Hay una paradoja en el pensamiento progresista de una ingenuidad casi infantil: la creencia de estar mandando al traste lo anterior, pero fundando lo definitivo. Como si el mundo empezara y acabara en nosotros, como si las generaciones del mañana no fueran a cuestionar los dogmas y valores de hoy tal y como hemos hecho nosotros con los de ayer.
La realidad es que nadie sabe cuando puede convertirse en un fascista. Probablemente en unos años o décadas usted y yo lo seamos por opiniones o certezas que hoy nos parecen de perogrullo. Hace no tanto, nadie imaginaba que decir que las mujeres no tienen pene pudiera ser algo fascista. No se preocupe, es un chiste. Y, además, no es mío: es de Ricky Gervais y está en SuperNature (Netflix).
Hice ademán de llevarme la mano a la boca cuando lo escuché, como una señora victoriana a la que le hablan de follar. En su monólogo, Gervais hace bromas sobre los enfermos de sida, los niños muertos o el Holocausto. Pero nada me escandalizó tanto como cuando bromeó sobre las personas trans, seguramente por ser, de entre el colectivo LGTBI, las más maltratadas y peor comprendidas, lo cual les ha hecho convertirse en la vaca sagrada del liberalprogresismo, amén de la minoría más sobrerrepresentada en el debate público. En la pirámide invertida de opresiones de la Internacional Progresista, el hombre varón blanco cisheterosexual estaría en la base (independientemente de su clase social), y las personas trans ocuparían la cúspide (también independientemente de su clase social). Esto daría lugar a paradojas como que Caitlyn Jenner estuviera más oprimida que el obrero redneck que le alicató el baño de la mansión, pero ese no es el asunto que hoy nos ocupa.
Hoy quiero hablarles de la última vez que hice ademán de llevarme la mano a la boca con un chascarrillo de mal gusto: fue ayer, cuando, en X, me encontré una ristra de tuits antiguos de Karla Sofía Gascón, la española candidata a mejor actriz en los Oscar.

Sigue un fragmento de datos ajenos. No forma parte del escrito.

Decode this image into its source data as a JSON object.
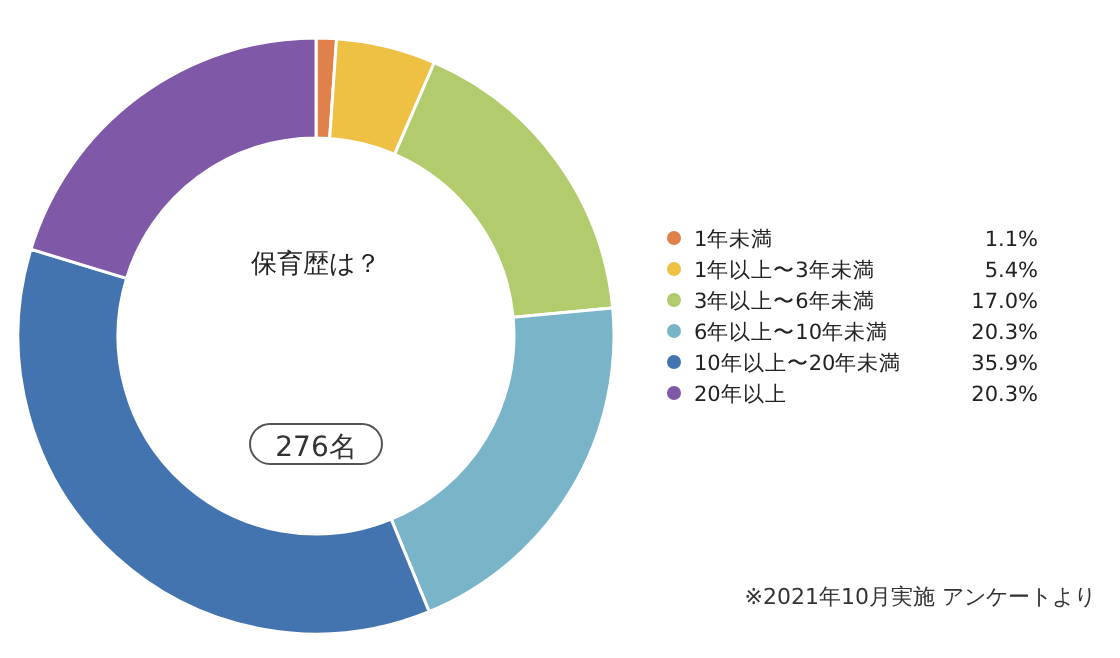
{
  "chart_data": {
    "type": "donut",
    "title": "保育歴は？",
    "categories": [
      "1年未満",
      "1年以上〜3年未満",
      "3年以上〜6年未満",
      "6年以上〜10年未満",
      "10年以上〜20年未満",
      "20年以上"
    ],
    "values": [
      1.1,
      5.4,
      17.0,
      20.3,
      35.9,
      20.3
    ],
    "value_labels": [
      "1.1%",
      "5.4%",
      "17.0%",
      "20.3%",
      "35.9%",
      "20.3%"
    ],
    "colors": [
      "#e0804a",
      "#eec044",
      "#b2cb6c",
      "#7ab4c8",
      "#4374b0",
      "#7f58a8"
    ],
    "annotations": [
      "276名",
      "※2021年10月実施 アンケートより"
    ],
    "legend": "right"
  }
}
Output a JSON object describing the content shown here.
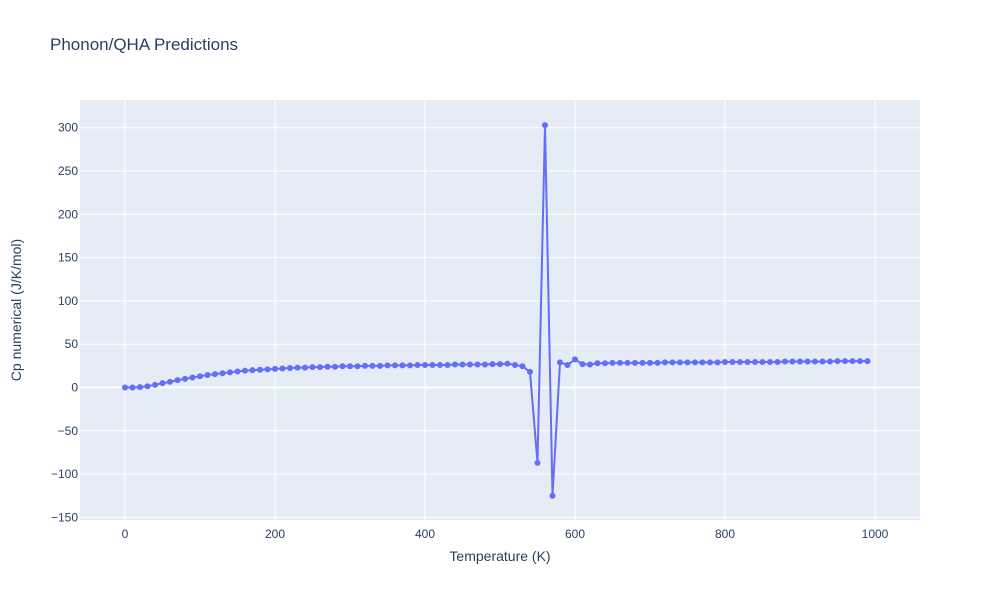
{
  "chart_data": {
    "type": "line",
    "title": "Phonon/QHA Predictions",
    "xlabel": "Temperature (K)",
    "ylabel": "Cp numerical (J/K/mol)",
    "xlim": [
      -60,
      1060
    ],
    "ylim": [
      -153,
      332
    ],
    "xticks": [
      0,
      200,
      400,
      600,
      800,
      1000
    ],
    "yticks": [
      -150,
      -100,
      -50,
      0,
      50,
      100,
      150,
      200,
      250,
      300
    ],
    "xtick_labels": [
      "0",
      "200",
      "400",
      "600",
      "800",
      "1000"
    ],
    "ytick_labels": [
      "−150",
      "−100",
      "−50",
      "0",
      "50",
      "100",
      "150",
      "200",
      "250",
      "300"
    ],
    "grid": true,
    "series": [
      {
        "color": "#636efa",
        "x": [
          0,
          10,
          20,
          30,
          40,
          50,
          60,
          70,
          80,
          90,
          100,
          110,
          120,
          130,
          140,
          150,
          160,
          170,
          180,
          190,
          200,
          210,
          220,
          230,
          240,
          250,
          260,
          270,
          280,
          290,
          300,
          310,
          320,
          330,
          340,
          350,
          360,
          370,
          380,
          390,
          400,
          410,
          420,
          430,
          440,
          450,
          460,
          470,
          480,
          490,
          500,
          510,
          520,
          530,
          540,
          550,
          560,
          570,
          580,
          590,
          600,
          610,
          620,
          630,
          640,
          650,
          660,
          670,
          680,
          690,
          700,
          710,
          720,
          730,
          740,
          750,
          760,
          770,
          780,
          790,
          800,
          810,
          820,
          830,
          840,
          850,
          860,
          870,
          880,
          890,
          900,
          910,
          920,
          930,
          940,
          950,
          960,
          970,
          980,
          990
        ],
        "y": [
          0,
          0,
          0.5,
          1.5,
          3,
          5,
          6.5,
          8.5,
          10,
          11.5,
          13,
          14.5,
          15.5,
          16.5,
          17.5,
          18.5,
          19.5,
          20,
          20.5,
          21,
          21.5,
          22,
          22.5,
          23,
          23,
          23.5,
          23.5,
          24,
          24,
          24.5,
          24.5,
          24.5,
          25,
          25,
          25,
          25.5,
          25.5,
          25.5,
          25.5,
          26,
          26,
          26,
          26,
          26,
          26.5,
          26.5,
          26.5,
          26.5,
          26.5,
          27,
          27,
          27.5,
          26,
          24.5,
          18,
          -87,
          303,
          -125,
          29,
          26,
          32.5,
          27,
          26.5,
          28,
          28,
          28.5,
          28.5,
          28.5,
          28.5,
          28.5,
          28.5,
          28.5,
          29,
          29,
          29,
          29,
          29,
          29,
          29,
          29,
          29.5,
          29.5,
          29.5,
          29.5,
          29.5,
          29.5,
          29.5,
          29.5,
          30,
          30,
          30,
          30,
          30,
          30,
          30,
          30.5,
          30.5,
          30.5,
          30.5,
          30.5
        ]
      }
    ]
  }
}
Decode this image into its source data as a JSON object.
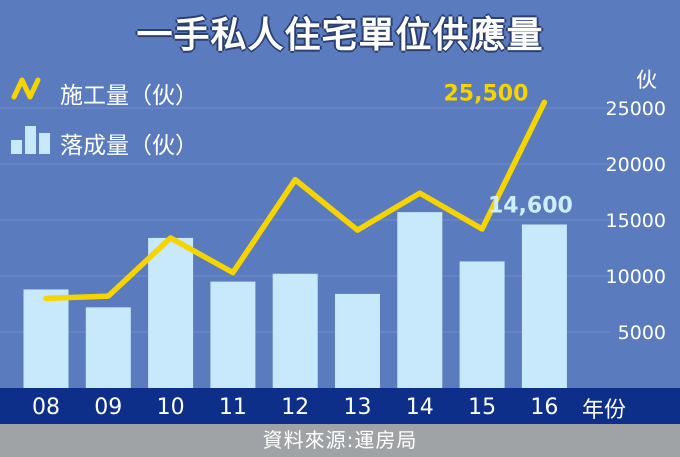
{
  "title": "一手私人住宅單位供應量",
  "legend": {
    "line_label": "施工量（伙）",
    "bar_label": "落成量（伙）"
  },
  "y_unit": "伙",
  "x_unit": "年份",
  "source": "資料來源:運房局",
  "colors": {
    "background": "#5a7bbd",
    "bar": "#c7e9fb",
    "line": "#f5d400",
    "axis_band": "#0d2f8a",
    "footer": "#9fa3a6",
    "bar_label": "#cfeefc",
    "line_label": "#f5d400"
  },
  "chart_data": {
    "type": "bar",
    "categories": [
      "08",
      "09",
      "10",
      "11",
      "12",
      "13",
      "14",
      "15",
      "16"
    ],
    "series": [
      {
        "name": "落成量（伙）",
        "type": "bar",
        "values": [
          8800,
          7200,
          13400,
          9500,
          10200,
          8400,
          15700,
          11300,
          14600
        ]
      },
      {
        "name": "施工量（伙）",
        "type": "line",
        "values": [
          8000,
          8200,
          13400,
          10300,
          18600,
          14100,
          17400,
          14200,
          25500
        ]
      }
    ],
    "annotations": [
      {
        "series": "施工量（伙）",
        "category": "16",
        "text": "25,500"
      },
      {
        "series": "落成量（伙）",
        "category": "16",
        "text": "14,600"
      }
    ],
    "yticks": [
      "5000",
      "10000",
      "15000",
      "20000",
      "25000"
    ],
    "ylim": [
      0,
      27000
    ],
    "grid": true
  }
}
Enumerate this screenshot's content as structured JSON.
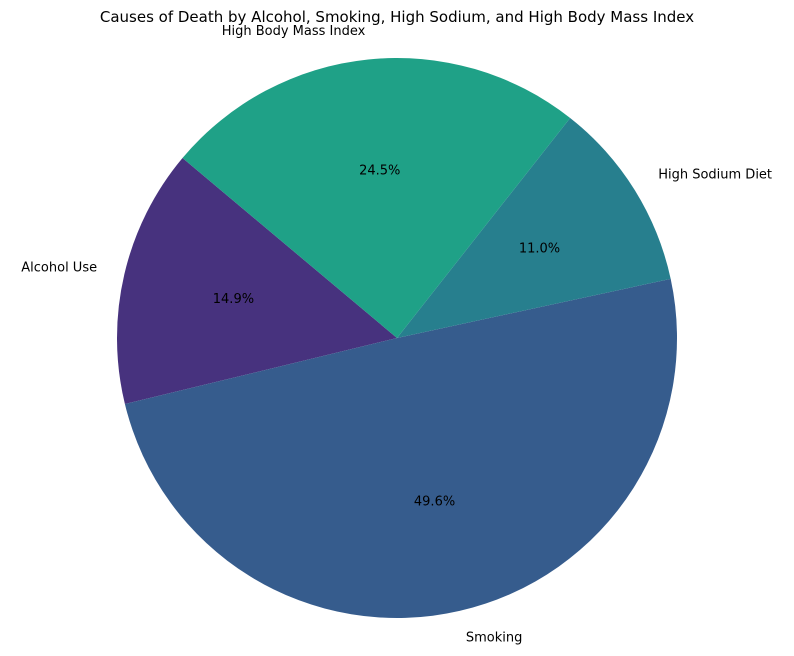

Karla Sofía es la primera mujer trans que opta a una estatuilla, así que no sé si le ofendería el chiste de Gervais, pero ella se despachaba a gusto con comentarios como “¿en qué nos han metido cuatro chinos por comer mierda?”, cuando la covid, calificaciones como “putos moros”, preguntas como “cuántas veces más la historia tendrá que expulsar a los moros de España”, o anécdotas como “cada vez que voy a recoger a mi hija al colegio hay más hembras con el pelo tapado y el faldón hasta los talones. Lo mismo el año que viene en vez de inglés tenemos que dar árabe”.
La actriz no ha pedido perdón en sus redes, pero sí a través de un comunicado enviado por la productora de su película. Un perdón narcisista, hablando de ella “como miembro de una comunidad marginada”, pero perdón al fin y al cabo. Sin embargo, lo que tenemos que agradecerle a Karla Sofía no es esa disculpa ombliguista, sino haber llevado la inclusión a su grado máximo: recordarnos que hay indeseables de todas las formas y colores.
Lo más curioso del caso es el silencio de nuestros partisanos locales, esos políticos, periodistas y opinólogos que ven fascismo y ultraderechismo hasta debajo de las piedras, pero a los que con esto les ha entrado mutismo selectivo. Si estos tuits los hubiera firmado un actor español sospechoso de compadrear con la derecha, un deportista joven del que, se rumorea, vota a Vox, o un presentador con el sambenito de facha, probablemente habría sido elevado a cuestión de Estado. Porque a veces no es el qué, sino el quién.